Delanoy Nicolas, Robbrecht Debbie, Eisenberger Mario, Sartor Oliver, de Wit Ronald, Mercier Florence, Geffriaud-Ricouard Christine, de Bono Johann, Oudard Stéphane
Medical Oncology, Université de Paris, 75015 Paris, France.
Medical Oncology, AP-HP Paris, Centre, Georges Pompidou European Hospital, 75015 Paris, France.
Cancers (Basel). 2021 Mar 13;13(6):1284. doi: 10.3390/cancers13061284.
In the PROSELICA phase III trial (NCT01308580), cabazitaxel 20 mg/m (CABA20) was non-inferior to cabazitaxel 25 mg/m (CABA25) in mCRPC patients previously treated with docetaxel (DOC). The present post hoc analysis evaluates how the type of progression at randomization affected outcomes.
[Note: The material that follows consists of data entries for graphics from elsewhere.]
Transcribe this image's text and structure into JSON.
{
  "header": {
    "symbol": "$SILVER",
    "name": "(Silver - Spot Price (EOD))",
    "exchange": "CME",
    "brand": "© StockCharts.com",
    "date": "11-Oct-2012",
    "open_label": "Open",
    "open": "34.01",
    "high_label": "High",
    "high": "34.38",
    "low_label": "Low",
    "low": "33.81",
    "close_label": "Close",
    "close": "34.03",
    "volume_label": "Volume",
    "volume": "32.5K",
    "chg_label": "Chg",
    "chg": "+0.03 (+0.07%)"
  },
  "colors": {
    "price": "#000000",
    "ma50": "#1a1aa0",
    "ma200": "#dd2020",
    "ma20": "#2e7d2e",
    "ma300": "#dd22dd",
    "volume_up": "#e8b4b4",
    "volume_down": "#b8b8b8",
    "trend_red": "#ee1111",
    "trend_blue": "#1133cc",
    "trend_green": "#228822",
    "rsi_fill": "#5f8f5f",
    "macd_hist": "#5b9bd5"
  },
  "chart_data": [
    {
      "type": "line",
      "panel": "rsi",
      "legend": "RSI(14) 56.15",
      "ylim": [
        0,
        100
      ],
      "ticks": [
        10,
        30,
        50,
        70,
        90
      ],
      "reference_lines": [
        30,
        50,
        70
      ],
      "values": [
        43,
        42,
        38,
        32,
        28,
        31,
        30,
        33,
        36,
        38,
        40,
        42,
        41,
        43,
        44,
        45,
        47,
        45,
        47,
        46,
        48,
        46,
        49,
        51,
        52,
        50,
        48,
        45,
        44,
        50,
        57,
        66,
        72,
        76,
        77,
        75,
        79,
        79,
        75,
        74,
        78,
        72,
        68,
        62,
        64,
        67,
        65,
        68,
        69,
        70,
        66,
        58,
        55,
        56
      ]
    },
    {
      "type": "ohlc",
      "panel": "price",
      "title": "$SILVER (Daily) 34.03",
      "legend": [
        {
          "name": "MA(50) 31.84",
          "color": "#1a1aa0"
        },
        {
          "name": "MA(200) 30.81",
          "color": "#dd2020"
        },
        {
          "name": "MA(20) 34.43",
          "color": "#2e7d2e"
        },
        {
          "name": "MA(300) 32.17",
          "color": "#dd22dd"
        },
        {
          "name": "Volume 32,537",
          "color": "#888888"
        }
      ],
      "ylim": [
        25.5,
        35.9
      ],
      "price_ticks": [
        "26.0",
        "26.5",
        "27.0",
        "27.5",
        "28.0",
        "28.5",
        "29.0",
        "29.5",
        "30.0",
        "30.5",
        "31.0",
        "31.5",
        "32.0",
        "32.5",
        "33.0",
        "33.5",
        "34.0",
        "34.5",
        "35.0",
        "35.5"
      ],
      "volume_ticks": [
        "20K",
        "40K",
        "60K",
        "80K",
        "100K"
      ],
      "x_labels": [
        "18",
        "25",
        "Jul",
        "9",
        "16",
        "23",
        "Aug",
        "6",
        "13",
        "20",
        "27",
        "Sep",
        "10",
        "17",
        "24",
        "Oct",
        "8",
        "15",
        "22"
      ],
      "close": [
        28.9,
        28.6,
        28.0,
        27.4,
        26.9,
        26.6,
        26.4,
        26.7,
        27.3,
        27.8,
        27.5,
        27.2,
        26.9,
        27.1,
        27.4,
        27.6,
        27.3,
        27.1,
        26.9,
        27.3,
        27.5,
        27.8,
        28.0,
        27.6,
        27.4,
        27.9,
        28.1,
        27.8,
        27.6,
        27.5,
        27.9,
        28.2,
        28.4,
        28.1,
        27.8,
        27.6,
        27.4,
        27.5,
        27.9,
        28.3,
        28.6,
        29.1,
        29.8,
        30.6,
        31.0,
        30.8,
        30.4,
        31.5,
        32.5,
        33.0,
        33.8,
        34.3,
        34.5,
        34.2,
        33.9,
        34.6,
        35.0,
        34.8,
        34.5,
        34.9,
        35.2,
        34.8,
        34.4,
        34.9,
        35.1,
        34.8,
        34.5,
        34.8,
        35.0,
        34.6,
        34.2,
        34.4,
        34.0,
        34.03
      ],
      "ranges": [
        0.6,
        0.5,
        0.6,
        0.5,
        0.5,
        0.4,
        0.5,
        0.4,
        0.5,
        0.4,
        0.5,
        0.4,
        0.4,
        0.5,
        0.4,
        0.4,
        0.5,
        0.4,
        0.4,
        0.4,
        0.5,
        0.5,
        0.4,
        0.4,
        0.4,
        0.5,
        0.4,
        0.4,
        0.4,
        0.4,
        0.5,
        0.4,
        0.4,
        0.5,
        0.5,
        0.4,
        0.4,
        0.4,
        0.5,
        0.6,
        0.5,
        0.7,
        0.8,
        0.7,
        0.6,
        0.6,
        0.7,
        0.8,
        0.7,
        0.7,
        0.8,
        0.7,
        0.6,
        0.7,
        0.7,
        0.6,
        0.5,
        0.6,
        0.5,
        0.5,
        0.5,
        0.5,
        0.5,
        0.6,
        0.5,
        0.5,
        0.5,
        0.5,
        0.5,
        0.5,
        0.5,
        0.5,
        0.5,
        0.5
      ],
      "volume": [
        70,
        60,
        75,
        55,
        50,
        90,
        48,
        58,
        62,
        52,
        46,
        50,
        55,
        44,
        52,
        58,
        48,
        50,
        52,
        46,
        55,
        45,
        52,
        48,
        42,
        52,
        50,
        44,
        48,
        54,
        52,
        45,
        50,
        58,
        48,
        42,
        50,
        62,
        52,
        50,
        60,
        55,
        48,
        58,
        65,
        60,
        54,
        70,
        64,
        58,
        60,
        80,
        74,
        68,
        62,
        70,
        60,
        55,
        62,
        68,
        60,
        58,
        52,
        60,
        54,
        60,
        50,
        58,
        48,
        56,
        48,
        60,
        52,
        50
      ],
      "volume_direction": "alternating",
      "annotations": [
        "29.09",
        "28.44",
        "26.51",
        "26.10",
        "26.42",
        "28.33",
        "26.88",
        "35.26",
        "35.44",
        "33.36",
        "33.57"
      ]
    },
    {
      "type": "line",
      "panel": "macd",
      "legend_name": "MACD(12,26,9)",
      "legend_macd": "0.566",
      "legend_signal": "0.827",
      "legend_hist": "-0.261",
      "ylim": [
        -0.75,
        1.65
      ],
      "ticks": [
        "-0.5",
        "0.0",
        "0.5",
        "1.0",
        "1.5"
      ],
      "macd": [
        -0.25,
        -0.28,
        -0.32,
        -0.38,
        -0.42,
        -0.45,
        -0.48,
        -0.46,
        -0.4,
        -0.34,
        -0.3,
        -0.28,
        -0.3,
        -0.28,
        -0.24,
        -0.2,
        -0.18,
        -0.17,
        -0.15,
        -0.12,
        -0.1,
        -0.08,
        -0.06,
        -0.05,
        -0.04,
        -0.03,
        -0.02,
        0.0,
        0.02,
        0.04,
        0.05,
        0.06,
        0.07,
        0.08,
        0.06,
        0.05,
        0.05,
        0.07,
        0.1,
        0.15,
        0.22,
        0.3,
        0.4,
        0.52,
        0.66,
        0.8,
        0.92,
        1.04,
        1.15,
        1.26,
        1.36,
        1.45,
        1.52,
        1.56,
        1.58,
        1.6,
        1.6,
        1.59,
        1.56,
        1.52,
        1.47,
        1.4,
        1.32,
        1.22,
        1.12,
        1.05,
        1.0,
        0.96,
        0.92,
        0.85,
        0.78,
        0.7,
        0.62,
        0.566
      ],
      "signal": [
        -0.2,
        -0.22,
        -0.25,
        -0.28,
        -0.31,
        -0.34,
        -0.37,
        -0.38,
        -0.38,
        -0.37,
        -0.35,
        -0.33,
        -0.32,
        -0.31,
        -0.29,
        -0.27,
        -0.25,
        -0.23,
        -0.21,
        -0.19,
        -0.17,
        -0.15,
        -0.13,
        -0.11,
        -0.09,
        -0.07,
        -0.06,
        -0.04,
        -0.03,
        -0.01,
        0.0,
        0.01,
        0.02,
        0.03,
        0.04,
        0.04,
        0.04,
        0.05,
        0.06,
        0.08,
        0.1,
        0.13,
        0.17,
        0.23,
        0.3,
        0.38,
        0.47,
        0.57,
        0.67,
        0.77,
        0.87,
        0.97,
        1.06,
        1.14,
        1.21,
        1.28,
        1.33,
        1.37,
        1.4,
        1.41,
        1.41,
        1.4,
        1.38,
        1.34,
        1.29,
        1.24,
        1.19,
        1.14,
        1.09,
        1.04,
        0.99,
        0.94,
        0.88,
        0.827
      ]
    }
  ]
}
Progression type at randomization was defined as follows: PSA progression only (PSA-p; no radiological progression (RADIO-p), no pain), RADIO-p (±PSA-p, no pain), or pain progression (PAIN-p, ±PSA-p, ±RADIO-p). Relationships between progression type and overall survival (OS), radiological progression-free survival (rPFS), and PSA response (confirmed PSA decrease ≥ 50%) were analyzed.
All randomized patients ( = 1200) had received prior DOC, and 25.7% had received prior abiraterone or enzalutamide. Progression type at randomization was evaluable in 1075 patients (PSA-p = 24.4%, RADIO-p = 20.8%, PAIN-p = 54.8%). Pain progression was associated with clinical and biological features of aggressive disease. Median OS from CABA initiation or date of mCRPC diagnosis, all arms combined, was shorter in the PAIN-p group than in the RADIO-p or the PSA-p groups (12.0 versus 16.8 and 18.4 months, respectively, < 0.001). In multivariate analysis, all arms combined, PAIN-p was an independent predictor of poor OS (HR = 1.44, < 0.001). PSA response, rPFS, and OS were numerically higher with CABA25 versus CABA20 in patients with PAIN-p.
This post hoc analysis of the PROSELICA phase III study shows that pain progression at initiation of CABA in mCRPC patients previously treated with DOC is associated with a poor prognosis. Disease progression should be carefully monitored, even in the absence of PSA rise.
在PROSELICA III期试验(NCT01308580)中,对于先前接受过多西他赛(DOC)治疗的转移性去势抵抗性前列腺癌(mCRPC)患者,20mg/m²的卡巴他赛(CABA20)不劣于25mg/m²的卡巴他赛(CABA25)。本事后分析评估了随机分组时的进展类型如何影响预后。
随机分组时的进展类型定义如下:仅前列腺特异抗原(PSA)进展(PSA-p;无影像学进展(RADIO-p),无疼痛)、影像学进展(RADIO-p(±PSA-p,无疼痛))或疼痛进展(PAIN-p,±PSA-p,±RADIO-p)。分析了进展类型与总生存期(OS)、无影像学进展生存期(rPFS)和PSA反应(确认PSA下降≥50%)之间的关系。
所有随机分组的患者(n = 1200)均接受过先前的DOC治疗,25.7%的患者接受过先前的阿比特龙或恩杂鲁胺治疗。1075例患者的随机分组时进展类型可评估(PSA-p = 24.4%,RADIO-p = 20.8%,PAIN-p = 54.8%)。疼痛进展与侵袭性疾病的临床和生物学特征相关。从开始使用CABA或mCRPC诊断日期起计算的中位OS,所有组合并,PAIN-p组短于RADIO-p组或PSA-p组(分别为12.0个月对16.8个月和18.4个月,P < 0.001)。在多变量分析中,所有组合并,PAIN-p是OS不良的独立预测因素(风险比 = 1.44,P < 0.001)。在PAIN-p患者中,与CABA20相比,CABA25的PSA反应、rPFS和OS在数值上更高。
PROSELICA III期研究的这项事后分析表明,先前接受DOC治疗的mCRPC患者开始使用CABA时的疼痛进展与预后不良相关。即使在PSA未升高的情况下,也应仔细监测疾病进展。